Archive for the ‘contradictions’ Category

la faille de mon système de chauffage ECS

dimanche, octobre 7th, 2012

Je me suis flatté il y a peu de l’ingéniosité de mon système de chauffage ECS.

J’en suis toujours aussi content, à une nuance près. Je viens de le dépanner pour le deuxième fois en deux ans.

Un système tellement idéal qui tombe en panne ? je crois que j’ai mis le doigt sur une faiblesse du sanicube de Rotex.

Il faut savoir que l’ »ordinateur » de ce système est piloté à l’aide de 4 sondes de température :

Une donne la température des capteurs solaires (dans mon cas des tubes). Tant que les tubes ne sont pas assez chauds selon l’algorithme de régulation, il n’y a pas de circulation d’eau dans le système.

La seconde donne la température de l’eau au retour des capteurs, elle permet de controler l’efficacité de la chauffe et la puissance développée par le système. A mon sens elle a surtout un role informatif.

La troisième mesure la température dans le haut de la cuve a eaux mortes, et la dernière donne la température du bas de la même cuve.

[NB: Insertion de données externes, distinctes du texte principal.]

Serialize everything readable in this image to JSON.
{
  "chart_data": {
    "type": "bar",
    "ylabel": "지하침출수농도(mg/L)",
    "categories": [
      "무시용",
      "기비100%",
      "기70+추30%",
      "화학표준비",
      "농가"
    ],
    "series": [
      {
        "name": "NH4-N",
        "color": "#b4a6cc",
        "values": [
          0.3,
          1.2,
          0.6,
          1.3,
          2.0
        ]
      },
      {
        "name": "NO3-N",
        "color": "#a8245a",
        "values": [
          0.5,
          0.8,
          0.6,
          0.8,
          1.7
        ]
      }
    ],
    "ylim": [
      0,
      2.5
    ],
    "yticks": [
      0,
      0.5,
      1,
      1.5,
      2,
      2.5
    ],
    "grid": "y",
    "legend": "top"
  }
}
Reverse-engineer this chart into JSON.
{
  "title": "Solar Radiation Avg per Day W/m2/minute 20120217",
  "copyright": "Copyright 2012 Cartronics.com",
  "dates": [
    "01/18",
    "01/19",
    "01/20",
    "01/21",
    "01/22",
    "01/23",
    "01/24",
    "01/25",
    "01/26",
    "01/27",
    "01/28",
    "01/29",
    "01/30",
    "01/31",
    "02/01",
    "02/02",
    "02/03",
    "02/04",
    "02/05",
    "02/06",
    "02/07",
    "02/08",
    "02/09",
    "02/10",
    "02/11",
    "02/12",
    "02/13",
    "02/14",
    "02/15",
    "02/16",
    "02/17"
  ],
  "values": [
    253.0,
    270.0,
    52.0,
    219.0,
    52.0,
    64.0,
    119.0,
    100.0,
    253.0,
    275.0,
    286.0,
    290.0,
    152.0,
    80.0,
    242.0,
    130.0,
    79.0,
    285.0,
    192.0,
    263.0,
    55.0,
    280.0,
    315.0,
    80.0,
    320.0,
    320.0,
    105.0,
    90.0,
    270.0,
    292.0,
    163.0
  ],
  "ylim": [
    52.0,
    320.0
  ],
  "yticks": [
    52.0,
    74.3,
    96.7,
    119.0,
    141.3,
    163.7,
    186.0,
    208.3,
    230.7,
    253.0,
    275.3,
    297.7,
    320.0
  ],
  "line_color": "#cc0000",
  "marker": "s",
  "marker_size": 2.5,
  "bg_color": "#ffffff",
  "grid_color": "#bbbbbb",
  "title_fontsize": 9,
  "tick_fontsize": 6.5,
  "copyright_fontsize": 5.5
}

On en déduit la stratification du système, et ces températures sont les indicateurs qui permettent la mise en route de la circulation.

Ces capteurs de température fonctionnent sur la température de l’air, ils ne sont pas plongés dans l’eau. Pire, le séjour dans l’eau les détruits.

Pas de problème, Rotex a trouvé la solution : un tube descend tout au fond de la cuve, les deux capteurs sont introduits dans cet espace, a des hauteurs différentes et donnent la température de l’air en contact avec les différentes hauteurs de l’eau.

Il sen suit que ce tube ne peut pas recevoir d’eau.

Malheureusement cela peut arrive, hélas, trois fois hélas (ou plutôt deux fois hélas successivement à quelques mois d’intervalle. Il s’en suit que en voyant la régulation du système partir en vrille, j’ai du me rendre compte que la sonde du bas de la cuve trempait dans l’eau, de l’eau qui avait coulé sur le couvercle, et avait pénétré dans le tube ad hoc !

Il a donc fallu changer la sonde qui refusait tout service, mais auparavant, j’ai du aussi vice le tube contenant les sonde, et pas en le retournant, puisqu’il est fixé au corps de la cuve !

J’ai utilisé une éponge au bout d’un fil pour assécher le fond du tube. Je suis assez content de mon invention, puisque maintenant tout est rentré dans l’ordre. Mais depuis la deuxième intervention, j’ai rajouté un couvercle.

Et pour éviter que cela ne se reproduise, j’ai modifié le système, j’ai ajouté un chapeau à ce tube, en espérant qu’il restera sec désormais.

attente(n) encore une pause

dimanche, décembre 5th, 2010

Le temps s’est mis à la neige.

Il fait un peu froid- dans ma maison sans chauffage. Mais pas plus que dans n’importe quel autre batiment en attente de séchage des platres 😉

Chaque jour, j’ouvre les fenetres et une énorme quantité de vapeur d’eau s’en va.  Le plafond blanchit tous les jours, perdant la vilaine couleur sale que lui donne l’accumulation d’eau.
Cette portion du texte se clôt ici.